Apart from the antivirus and malware containment software tools that exist (by necessity) almost exclusively for Android, third party mobile security efforts aren't focused on Android. Instead, they target the iOS devices their enterprise clients are actually using, according to the mobile device management vendors AppleInsider has consulted.


Source: Good Technology

In the regular reports issued by mobile management vendor Good Technology over the past several years, enterprise users have demonstrated "a clear preference" for Apple's iOS. The firm's most recent report noted that Apple held eight of the the top ten spots in mobile phones and tablets (depicted above), a particularly notable metric because Apple has only sold eight different iOS devices since 2010.

Samsung's efforts to make its devices more attractive to the enterprise aren't being shared back with the greater Android community. Instead, Samsung is branding its own "Knox enhanced" version of Android as "safe for business," a phrase that implicitly admits that the stock Android is not safe for business.

The more successful Samsung is in gaining support for its Knox initiative, the harder it will be for Google to have its own Motorola and Nexus branded devices to be taken seriously by enterprise users, not to mention the "white box" market and other smaller brands of Android, Android forks such as Amazon Kindle Fire, and other variants of Android that are collectively pooled to describe an "Android platform," despite various incompatibilities among the fractured third party features and OS API levels of different generations of Android now being sold worldwide.
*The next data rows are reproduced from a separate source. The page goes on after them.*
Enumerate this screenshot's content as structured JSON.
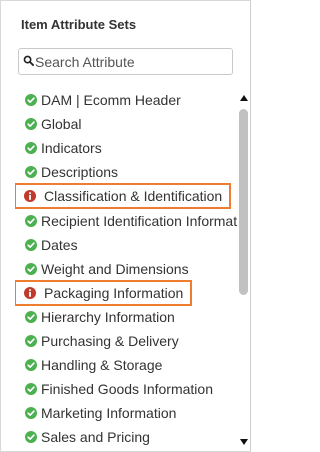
{
  "panel": {
    "title": "Item Attribute Sets"
  },
  "search": {
    "placeholder": "Search Attribute",
    "icon": "search-icon"
  },
  "colors": {
    "ok": "#4caf50",
    "error": "#c0392b",
    "highlight_border": "#ee7d30"
  },
  "items": [
    {
      "label": "DAM | Ecomm Header",
      "status": "ok"
    },
    {
      "label": "Global",
      "status": "ok"
    },
    {
      "label": "Indicators",
      "status": "ok"
    },
    {
      "label": "Descriptions",
      "status": "ok"
    },
    {
      "label": "Classification & Identification",
      "status": "error",
      "highlighted": true
    },
    {
      "label": "Recipient Identification Information",
      "status": "ok"
    },
    {
      "label": "Dates",
      "status": "ok"
    },
    {
      "label": "Weight and Dimensions",
      "status": "ok"
    },
    {
      "label": "Packaging Information",
      "status": "error",
      "highlighted": true
    },
    {
      "label": "Hierarchy Information",
      "status": "ok"
    },
    {
      "label": "Purchasing & Delivery",
      "status": "ok"
    },
    {
      "label": "Handling & Storage",
      "status": "ok"
    },
    {
      "label": "Finished Goods Information",
      "status": "ok"
    },
    {
      "label": "Marketing Information",
      "status": "ok"
    },
    {
      "label": "Sales and Pricing",
      "status": "ok"
    }
  ]
}
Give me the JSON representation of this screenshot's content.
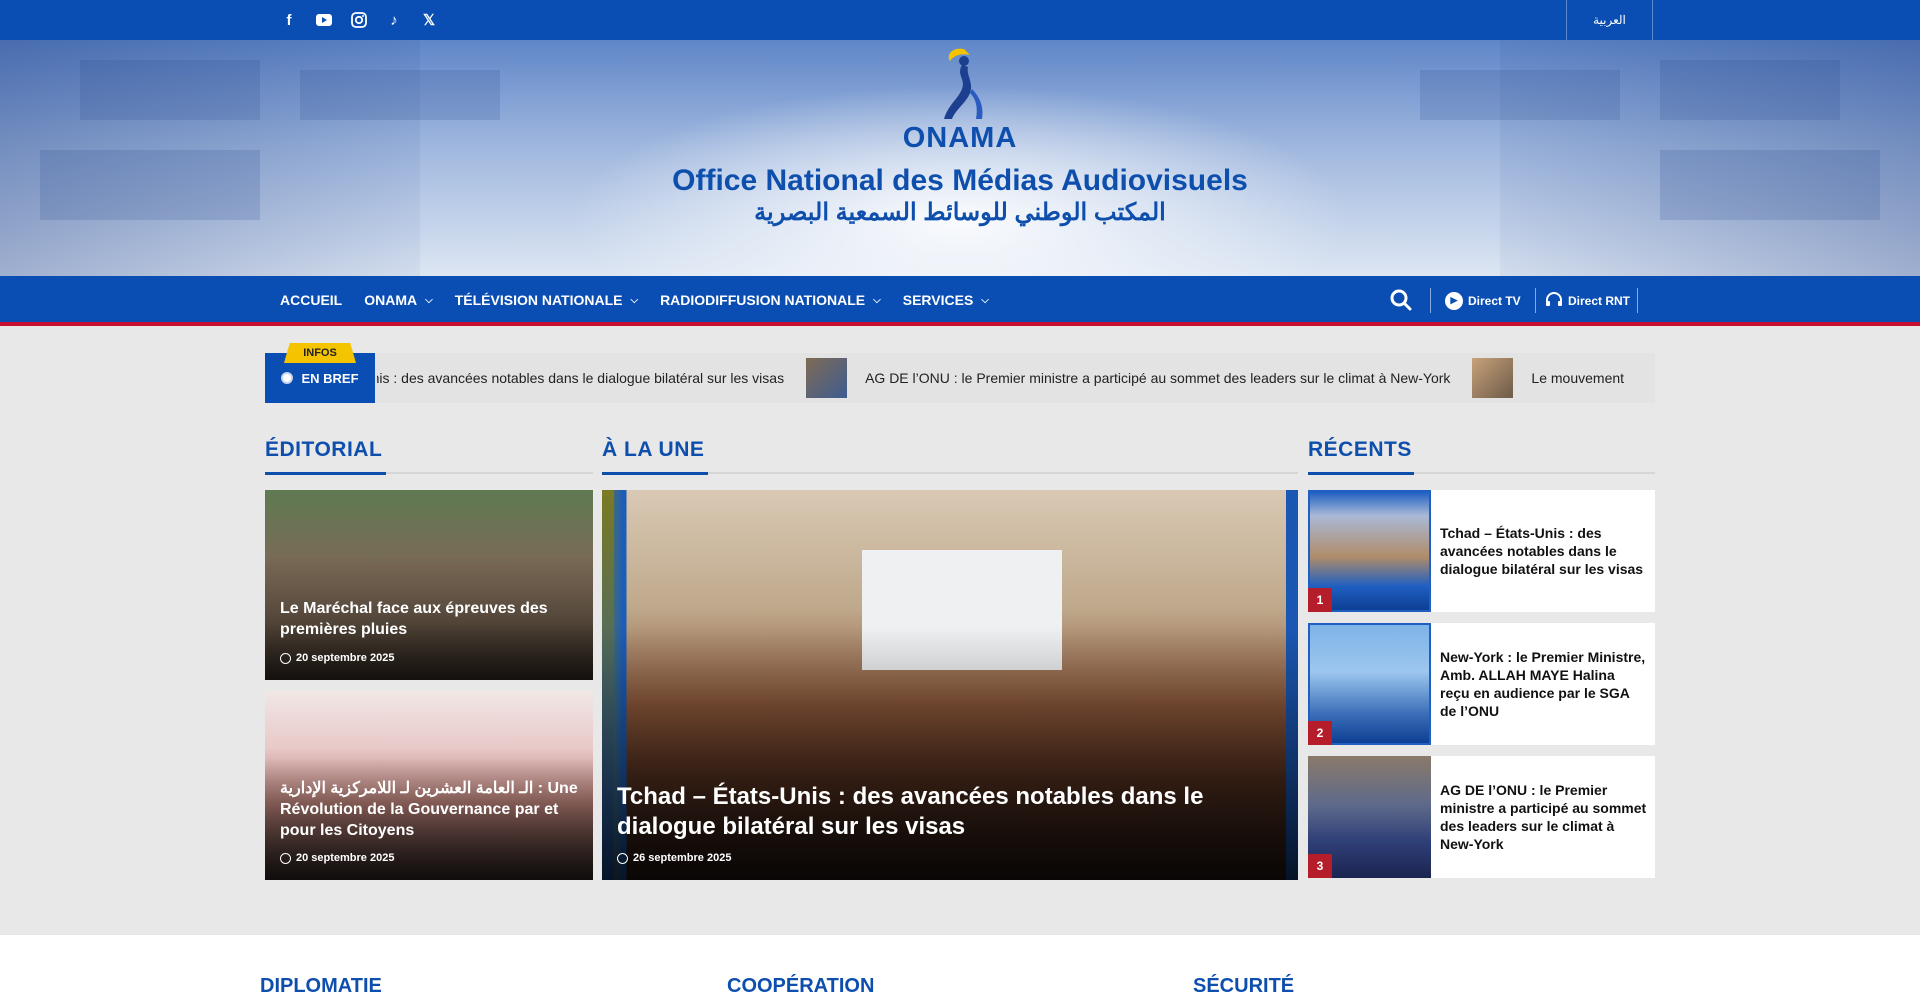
{
  "topbar": {
    "social_icons": [
      "facebook-icon",
      "youtube-icon",
      "instagram-icon",
      "tiktok-icon",
      "x-icon"
    ],
    "language_label": "العربية"
  },
  "header": {
    "brand": "ONAMA",
    "title": "Office National des Médias Audiovisuels",
    "arabic_title": "المكتب الوطني للوسائط السمعية البصرية"
  },
  "nav": {
    "items": [
      {
        "label": "ACCUEIL",
        "has_dropdown": false
      },
      {
        "label": "ONAMA",
        "has_dropdown": true
      },
      {
        "label": "TÉLÉVISION NATIONALE",
        "has_dropdown": true
      },
      {
        "label": "RADIODIFFUSION NATIONALE",
        "has_dropdown": true
      },
      {
        "label": "SERVICES",
        "has_dropdown": true
      }
    ],
    "direct_tv": "Direct TV",
    "direct_rnt": "Direct RNT"
  },
  "ticker": {
    "badge": "INFOS",
    "label": "EN BREF",
    "items": [
      "Tchad – États-Unis : des avancées notables dans le dialogue bilatéral sur les visas",
      "AG DE l’ONU : le Premier ministre a participé au sommet des leaders sur le climat à New-York",
      "Le mouvement"
    ]
  },
  "sections": {
    "editorial": "ÉDITORIAL",
    "a_la_une": "À LA UNE",
    "recents": "RÉCENTS"
  },
  "editorial": [
    {
      "title": "Le Maréchal face aux épreuves des premières pluies",
      "date": "20 septembre 2025"
    },
    {
      "title": "الـ العامة العشرين لـ اللامركزية الإدارية : Une Révolution de la Gouvernance par et pour les Citoyens",
      "date": "20 septembre 2025"
    }
  ],
  "featured": {
    "title": "Tchad – États-Unis : des avancées notables dans le dialogue bilatéral sur les visas",
    "date": "26 septembre 2025"
  },
  "recents": [
    {
      "rank": "1",
      "title": "Tchad – États-Unis : des avancées notables dans le dialogue bilatéral sur les visas"
    },
    {
      "rank": "2",
      "title": "New-York : le Premier Ministre, Amb. ALLAH MAYE Halina reçu en audience par le SGA de l’ONU"
    },
    {
      "rank": "3",
      "title": "AG DE l’ONU : le Premier ministre a participé au sommet des leaders sur le climat à New-York"
    }
  ],
  "lower_sections": [
    "DIPLOMATIE",
    "COOPÉRATION",
    "SÉCURITÉ"
  ],
  "colors": {
    "primary": "#0a4db3",
    "accent_red": "#c8102e",
    "badge_yellow": "#f4c400"
  }
}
Two Samsung models are "SAFE," the rest are not

The company has partnered with AT&T to promote Samsung's latest Galaxy SIII and Note II as "safe for business" in new billboards installed in San Francisco (shown below) albeit using advertising that depicts the devices running phony mockups of business presentation and project management software that doesn't really exist.

Samsung hasn't yet taken on the task of developing its own productivity software to rival Apple's touch-centric Pages, Numbers and Keynote. Instead, its "Galaxy at Work" promotional pages depict additional placeholder apps and the stylus doodle pad apps Samsung bundles on its Note II, performing tasks such as drawing a circle over a photo and scribbling "plans approved," or productively typing a "secure email" while watching a video of children playing in the corner of the screen.
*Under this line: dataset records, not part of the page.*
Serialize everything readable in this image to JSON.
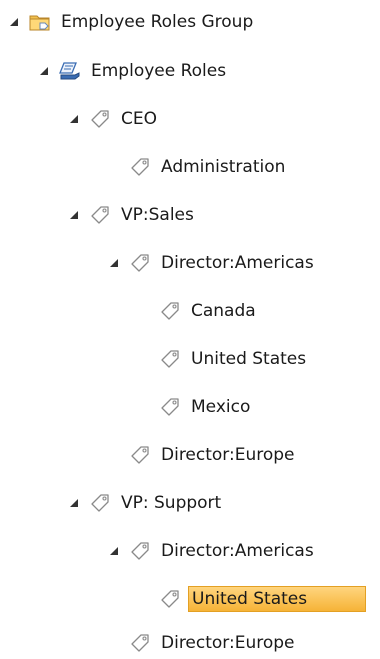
{
  "tree": {
    "root": {
      "label": "Employee Roles Group",
      "icon": "folder-group-icon"
    },
    "roles": {
      "label": "Employee Roles",
      "icon": "roles-stack-icon"
    },
    "ceo": {
      "label": "CEO",
      "icon": "tag-icon"
    },
    "ceo_admin": {
      "label": "Administration",
      "icon": "tag-icon"
    },
    "vp_sales": {
      "label": "VP:Sales",
      "icon": "tag-icon"
    },
    "sales_dir_americas": {
      "label": "Director:Americas",
      "icon": "tag-icon"
    },
    "sales_canada": {
      "label": "Canada",
      "icon": "tag-icon"
    },
    "sales_us": {
      "label": "United States",
      "icon": "tag-icon"
    },
    "sales_mexico": {
      "label": "Mexico",
      "icon": "tag-icon"
    },
    "sales_dir_europe": {
      "label": "Director:Europe",
      "icon": "tag-icon"
    },
    "vp_support": {
      "label": "VP: Support",
      "icon": "tag-icon"
    },
    "support_dir_americas": {
      "label": "Director:Americas",
      "icon": "tag-icon"
    },
    "support_us": {
      "label": "United States",
      "icon": "tag-icon",
      "selected": true
    },
    "support_dir_europe": {
      "label": "Director:Europe",
      "icon": "tag-icon"
    }
  },
  "colors": {
    "selection_fill": "#f6b337",
    "selection_border": "#e3a024",
    "tag_outline": "#8a8a8a",
    "folder": "#f2c14e",
    "roles_icon": "#3b6db3"
  }
}
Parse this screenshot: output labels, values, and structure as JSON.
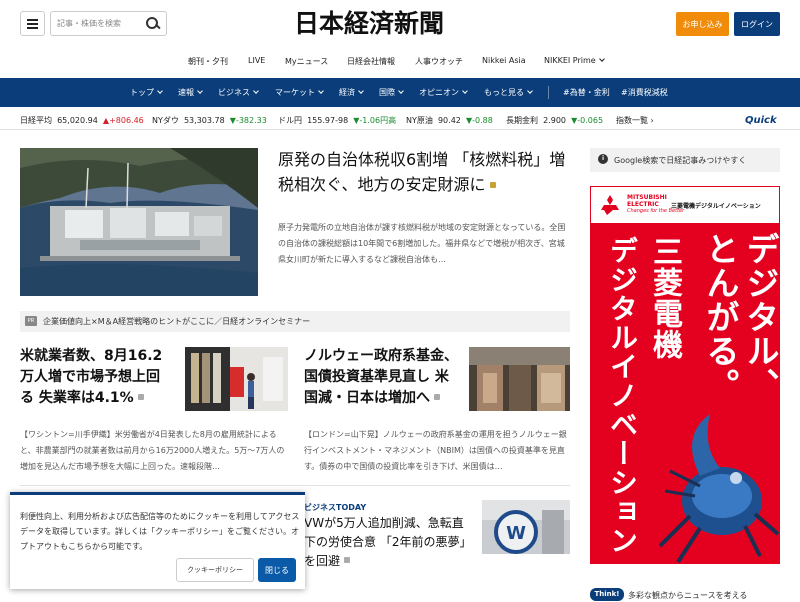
{
  "header": {
    "logo": "日本経済新聞",
    "search_placeholder": "記事・株価を検索",
    "apply_label": "お申し込み",
    "login_label": "ログイン"
  },
  "subnav": [
    "朝刊・夕刊",
    "LIVE",
    "Myニュース",
    "日経会社情報",
    "人事ウオッチ",
    "Nikkei Asia",
    "NIKKEI Prime"
  ],
  "mainnav": [
    "トップ",
    "速報",
    "ビジネス",
    "マーケット",
    "経済",
    "国際",
    "オピニオン",
    "もっと見る",
    "#為替・金利",
    "#消費税減税"
  ],
  "ticker": {
    "items": [
      {
        "label": "日経平均",
        "value": "65,020.94",
        "change": "+806.46",
        "dir": "up"
      },
      {
        "label": "NYダウ",
        "value": "53,303.78",
        "change": "-382.33",
        "dir": "down"
      },
      {
        "label": "ドル円",
        "value": "155.97-98",
        "change": "-1.06円高",
        "dir": "down"
      },
      {
        "label": "NY原油",
        "value": "90.42",
        "change": "-0.88",
        "dir": "down"
      },
      {
        "label": "長期金利",
        "value": "2.900",
        "change": "-0.065",
        "dir": "down"
      }
    ],
    "index_list": "指数一覧",
    "quick": "Quick"
  },
  "top_story": {
    "headline": "原発の自治体税収6割増 「核燃料税」増税相次ぐ、地方の安定財源に",
    "lead": "原子力発電所の立地自治体が課す核燃料税が地域の安定財源となっている。全国の自治体の課税総額は10年間で6割増加した。福井県などで増税が相次ぎ、宮城県女川町が新たに導入するなど課税自治体も…"
  },
  "seminar": {
    "tag": "PR",
    "text": "企業価値向上×M＆A経営戦略のヒントがここに／日経オンラインセミナー"
  },
  "story2": {
    "headline": "米就業者数、8月16.2万人増で市場予想上回る 失業率は4.1%",
    "lead": "【ワシントン=川手伊織】米労働省が4日発表した8月の雇用統計によると、非農業部門の就業者数は前月から16万2000人増えた。5万〜7万人の増加を見込んだ市場予想を大幅に上回った。速報段階…"
  },
  "story3": {
    "headline": "ノルウェー政府系基金、国債投資基準見直し 米国減・日本は増加へ",
    "lead": "【ロンドン=山下晃】ノルウェーの政府系基金の運用を担うノルウェー銀行インベストメント・マネジメント（NBIM）は国債への投資基準を見直す。債券の中で国債の投資比率を引き下げ、米国債は…"
  },
  "story4": {
    "label": "ビジネスTODAY",
    "headline": "VWが5万人追加削減、急転直下の労使合意 「2年前の悪夢」を回避"
  },
  "sidebar": {
    "google_text": "Google検索で日経記事みつけやすく",
    "bottom_badge": "Think!",
    "bottom_text": "多彩な観点からニュースを考える"
  },
  "ad": {
    "brand_line1": "MITSUBISHI",
    "brand_line2": "ELECTRIC",
    "tagline": "Changes for the Better",
    "sub": "三菱電機デジタルイノベーション",
    "col1": "デジタル、",
    "col2": "とんがる。",
    "col3": "三菱電機",
    "col4": "デジタルイノベーション",
    "red": "#e4001f"
  },
  "cookie": {
    "text": "利便性向上、利用分析および広告配信等のためにクッキーを利用してアクセスデータを取得しています。詳しくは「クッキーポリシー」をご覧ください。オプトアウトもこちらから可能です。",
    "policy_label": "クッキーポリシー",
    "close_label": "閉じる"
  },
  "colors": {
    "navy": "#0a3d7a",
    "orange": "#f08c0a",
    "up": "#d31f27",
    "down": "#1a8c2e"
  }
}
Samsung's Knox layer is also being extended to Android developers in a way that will result in apps that only work securely on Samsung phones that include the Knox software layer. This excludes not just the vast majority of devices sold worldwide that make use of some version of Android, but also excludes the rest of Samsung's own phones (apart from the SIII and Note II) many of which ship with outdated versions of Google's platform, and which are unlikely to ever be upgraded to support Knox.

Combined with the fact that Samsung has historically refused to issue timely Android updates for its own users, this means that even among companies with liberal "BYOD" policies, very few Android devices can even qualify as having the minimal security required by enterprise users.

SAFE to replace all your hardware?

Some aspects of Knox, including hardware encryption and the Microsoft Exchange support it enables, can't simply be delivered in a software update. Existing Samsung users will simply have to replace their phones.

To address this expense in hardware upgrades, Samsung is offering to purchase company's existing devices in a "safe to switch" program that suggests business can defer as much as $30,000 in upgrade expenses on 100 phones valued at $300 each (about half the cost of buying all new "SAFE" hardware from Samsung).

However, this only applies to the repurchase of brand new devices like a $750 16GB iPhone 5 in perfect condition. For other devices (such as an iPhone 3GS in top condition), Samsung is only offering $30. The company values its own 7 inch AT&T Galaxy Tab at a $65 trade in.